2.5. Relationship between Fatty Acids and Dietary Fatty Acids in Tissues
As shown in Figure 5, the levels of ALA in erythrocyte and eight tissue organs of mice fed a low ratio of LA/ALA were positively correlated with the levels of ALA in dietary fatty acids. The contents of DHA and EPA in tissues and organs were also positively correlated with ALA. Except for the brain, strong negative correlations were observed between DGLA in other tissues and organs and dietary ALA. The content of LA in the liver, perienteric fat, and epididymal fat showed a strong positive correlation with dietary ALA, while the correlation in other tissues and organs was not significant. As shown in Figure 6, when feeding mice with a high LA/ALA ratio, the dietary LA was strongly and positively correlated with LA and GLA levels in perienteric fat (p < 0.05), epididymal fat (p < 0.05), and perirenal fat (p < 0.05), and moderately and positively correlated with LA and GLA levels in the other tissues and organs. In mice on a high LA/ALA diet, strong negative correlations were observed between dietary LA intake and AA content in the erythrocyte and liver (p < 0.05).
3. Discussion
Dietary fatty acids provide essential nutrients and meet energy requirements, but an unbalanced intake of dietary fatty acids may lead to lipid accumulation and promote obesity [25,26]. LA and ALA are essential fatty acids in the body and perform different physiological functions. However, modern diets usually have an excessive intake of LA and a relatively insufficient intake of ALA, resulting in an elevated n-6/n-3 ratio. This unbalanced fatty acid intake ratio may be associated with the development and progression of obesity [16]. Based on our findings, mice subjected to a low LA/ALA diet showed notable decreases in body weight, liver index, plasma TG, and fasting glucose levels. This indicates that the diet has a potential inhibitory effect on obesity and liver steatosis in mice. Excessive energy intake can result in fatty acid denaturation and lipid buildup in the liver. A low ratio of LA/ALA intake prevented adipocyte hypertrophy and reduced obesity [27,28]. In mice fed a high-fat diet containing a low ratio of LA/ALA, we observed a significant increase in the antioxidant capacity of the liver and a decrease in TG and TC levels in the liver. In addition, elevated AST/ALT ratio levels (2.95 ± 0.31) indicated the presence of liver damage in mice, and a low ratio of LA/ALA (2.58 ± 0.17) significantly attenuated this damage. A low LA/ALA ratio also contributes significantly to antioxidant capacity both in vitro and in vivo [29,30]. These results suggest that a low LA/ALA ratio not only reduces high-fat diet-induced obesity but also improves liver function.

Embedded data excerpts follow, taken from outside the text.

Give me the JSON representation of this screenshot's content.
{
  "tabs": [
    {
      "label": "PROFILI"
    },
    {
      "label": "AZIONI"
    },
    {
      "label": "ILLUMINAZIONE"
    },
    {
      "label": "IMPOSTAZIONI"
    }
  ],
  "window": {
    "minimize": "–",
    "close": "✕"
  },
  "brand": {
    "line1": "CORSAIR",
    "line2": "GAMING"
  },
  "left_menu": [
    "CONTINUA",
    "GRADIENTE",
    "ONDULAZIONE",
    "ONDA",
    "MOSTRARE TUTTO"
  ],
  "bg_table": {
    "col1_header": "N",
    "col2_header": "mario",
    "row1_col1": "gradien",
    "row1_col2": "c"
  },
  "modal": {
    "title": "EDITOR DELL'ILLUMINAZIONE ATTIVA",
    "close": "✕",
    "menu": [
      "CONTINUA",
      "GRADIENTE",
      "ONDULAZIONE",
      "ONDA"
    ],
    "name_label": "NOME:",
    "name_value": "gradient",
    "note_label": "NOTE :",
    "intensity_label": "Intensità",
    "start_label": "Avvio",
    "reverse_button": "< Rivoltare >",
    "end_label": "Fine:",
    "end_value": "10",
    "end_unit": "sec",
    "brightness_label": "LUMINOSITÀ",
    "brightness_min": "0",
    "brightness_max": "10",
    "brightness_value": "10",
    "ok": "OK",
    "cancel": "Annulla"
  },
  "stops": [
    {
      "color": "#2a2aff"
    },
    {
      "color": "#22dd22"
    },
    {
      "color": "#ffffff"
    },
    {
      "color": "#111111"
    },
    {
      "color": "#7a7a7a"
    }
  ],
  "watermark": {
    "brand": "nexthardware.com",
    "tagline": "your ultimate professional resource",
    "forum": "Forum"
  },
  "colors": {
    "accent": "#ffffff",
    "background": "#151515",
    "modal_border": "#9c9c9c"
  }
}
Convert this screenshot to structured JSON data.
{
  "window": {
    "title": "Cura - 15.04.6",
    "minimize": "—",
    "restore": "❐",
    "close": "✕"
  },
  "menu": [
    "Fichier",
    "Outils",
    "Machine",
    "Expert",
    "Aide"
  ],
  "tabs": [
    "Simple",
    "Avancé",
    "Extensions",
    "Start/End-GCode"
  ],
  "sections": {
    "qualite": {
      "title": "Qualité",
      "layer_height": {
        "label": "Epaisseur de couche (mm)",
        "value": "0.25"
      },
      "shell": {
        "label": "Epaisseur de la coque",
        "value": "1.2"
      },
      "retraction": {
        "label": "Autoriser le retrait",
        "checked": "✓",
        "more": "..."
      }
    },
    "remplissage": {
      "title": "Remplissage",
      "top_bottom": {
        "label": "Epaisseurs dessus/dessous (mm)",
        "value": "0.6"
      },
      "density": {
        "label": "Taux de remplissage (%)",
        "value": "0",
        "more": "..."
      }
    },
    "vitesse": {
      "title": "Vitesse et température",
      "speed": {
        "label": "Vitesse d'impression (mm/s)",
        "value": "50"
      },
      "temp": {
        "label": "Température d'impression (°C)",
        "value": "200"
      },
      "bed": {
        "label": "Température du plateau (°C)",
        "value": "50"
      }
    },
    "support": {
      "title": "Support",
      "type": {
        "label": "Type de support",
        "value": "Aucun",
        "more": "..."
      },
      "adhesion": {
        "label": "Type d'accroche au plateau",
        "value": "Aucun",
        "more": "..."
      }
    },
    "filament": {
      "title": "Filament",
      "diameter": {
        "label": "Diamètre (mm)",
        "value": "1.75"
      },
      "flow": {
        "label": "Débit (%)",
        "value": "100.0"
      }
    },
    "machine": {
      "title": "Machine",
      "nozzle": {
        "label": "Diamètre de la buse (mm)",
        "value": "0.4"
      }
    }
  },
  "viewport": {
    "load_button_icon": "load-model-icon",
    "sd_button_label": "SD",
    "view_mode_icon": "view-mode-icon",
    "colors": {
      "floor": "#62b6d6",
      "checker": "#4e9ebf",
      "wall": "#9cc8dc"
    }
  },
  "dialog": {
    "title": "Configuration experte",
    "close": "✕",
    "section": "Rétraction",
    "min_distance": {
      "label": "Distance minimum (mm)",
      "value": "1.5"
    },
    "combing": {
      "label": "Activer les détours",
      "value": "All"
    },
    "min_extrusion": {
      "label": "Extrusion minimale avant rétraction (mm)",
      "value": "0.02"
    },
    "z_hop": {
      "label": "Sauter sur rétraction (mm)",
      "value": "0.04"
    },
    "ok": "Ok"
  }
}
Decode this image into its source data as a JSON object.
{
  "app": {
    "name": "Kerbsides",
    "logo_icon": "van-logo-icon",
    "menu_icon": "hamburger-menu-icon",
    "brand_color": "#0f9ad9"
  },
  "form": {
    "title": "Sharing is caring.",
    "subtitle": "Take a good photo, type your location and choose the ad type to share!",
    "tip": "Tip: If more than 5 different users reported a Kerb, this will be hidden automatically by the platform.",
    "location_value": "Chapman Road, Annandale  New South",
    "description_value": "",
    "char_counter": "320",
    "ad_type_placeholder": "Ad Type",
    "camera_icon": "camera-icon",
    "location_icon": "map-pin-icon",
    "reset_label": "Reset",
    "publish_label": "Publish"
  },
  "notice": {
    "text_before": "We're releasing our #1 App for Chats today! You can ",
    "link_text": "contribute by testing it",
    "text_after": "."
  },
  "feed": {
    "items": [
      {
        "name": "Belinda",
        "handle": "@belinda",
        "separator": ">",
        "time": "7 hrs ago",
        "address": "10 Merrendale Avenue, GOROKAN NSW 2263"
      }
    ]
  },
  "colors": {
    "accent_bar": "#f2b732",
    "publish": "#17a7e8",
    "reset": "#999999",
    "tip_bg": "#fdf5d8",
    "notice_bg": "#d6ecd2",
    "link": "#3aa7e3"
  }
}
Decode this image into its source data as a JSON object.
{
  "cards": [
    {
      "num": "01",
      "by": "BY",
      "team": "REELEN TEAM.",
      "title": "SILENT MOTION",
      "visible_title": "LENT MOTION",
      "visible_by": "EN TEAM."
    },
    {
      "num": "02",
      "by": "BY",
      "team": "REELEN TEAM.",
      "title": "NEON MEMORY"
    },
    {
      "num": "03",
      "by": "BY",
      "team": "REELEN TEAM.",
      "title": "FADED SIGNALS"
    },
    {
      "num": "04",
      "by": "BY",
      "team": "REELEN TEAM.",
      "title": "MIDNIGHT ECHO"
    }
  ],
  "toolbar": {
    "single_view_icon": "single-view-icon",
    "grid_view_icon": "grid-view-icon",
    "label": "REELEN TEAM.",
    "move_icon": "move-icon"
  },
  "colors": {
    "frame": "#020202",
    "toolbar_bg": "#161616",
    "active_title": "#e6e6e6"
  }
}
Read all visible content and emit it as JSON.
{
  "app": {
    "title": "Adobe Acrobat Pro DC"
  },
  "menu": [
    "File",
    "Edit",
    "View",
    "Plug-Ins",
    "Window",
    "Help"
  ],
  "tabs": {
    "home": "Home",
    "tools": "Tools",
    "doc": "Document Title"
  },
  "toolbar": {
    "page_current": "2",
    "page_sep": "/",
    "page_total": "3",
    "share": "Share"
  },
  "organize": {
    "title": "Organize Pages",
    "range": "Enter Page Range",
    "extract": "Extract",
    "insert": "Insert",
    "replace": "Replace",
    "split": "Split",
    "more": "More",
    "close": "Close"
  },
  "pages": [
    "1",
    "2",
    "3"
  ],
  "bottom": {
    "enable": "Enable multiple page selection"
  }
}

High-fat diets can cause obesity and result in the buildup of lipids, oxidative stress, and chronic inflammation [31]. Mice fed a high-fat diet with a low LA/ALA ratio restored SOD activity compared with other high-fat diets. These results suggest that a low LA/ALA ratio can reduce fatty liver formation by reducing antioxidant effects, which is consistent with other reports [32,33]. In addition, supplementation with a low ratio of LA/ALA also inhibited the production of IL-6 and TNF-α. As a result of long-term high-fat dietary intervention, mice experienced fat accumulation in both subcutaneous tissue and organs, leading to an increased weight of the body and organs. Mice in the low-ratio LA/ALA-supplemented group lost 7.8% of their body weight and had significantly lower organ weights compared to the HF group. These findings indicate that the involvement of LA in lipid metabolism regulation aligns with previous research findings. (1) The high content of ALA in vegetable oils is less likely to cause obesity than LA. ALA can improve fat metabolism by regulating fatty acid oxidation and fat synthesis pathways [34]. Studies have shown that ALA intake can promote mitochondrial fatty acid oxidation and increase energy expenditure [35]. In addition, ALA can also inhibit the differentiation and proliferation of adipocytes and reduce fat synthesis. (2) ALA has anti-inflammatory effects, which can reduce the negative impact of chronic inflammation on obesity. Chronic low-grade inflammation is closely related to obesity and is involved in the development of obesity-related complications. ALA and its metabolites, such as EPA and DHA, have anti-inflammatory effects and can reduce the inflammatory response, thereby improving the metabolic disorders associated with obesity. (3) ALA may also reduce weight gain by affecting appetite and energy intake. Some studies have found that ALA can improve satiety and reduce the intake of high-calorie foods, thereby reducing energy intake.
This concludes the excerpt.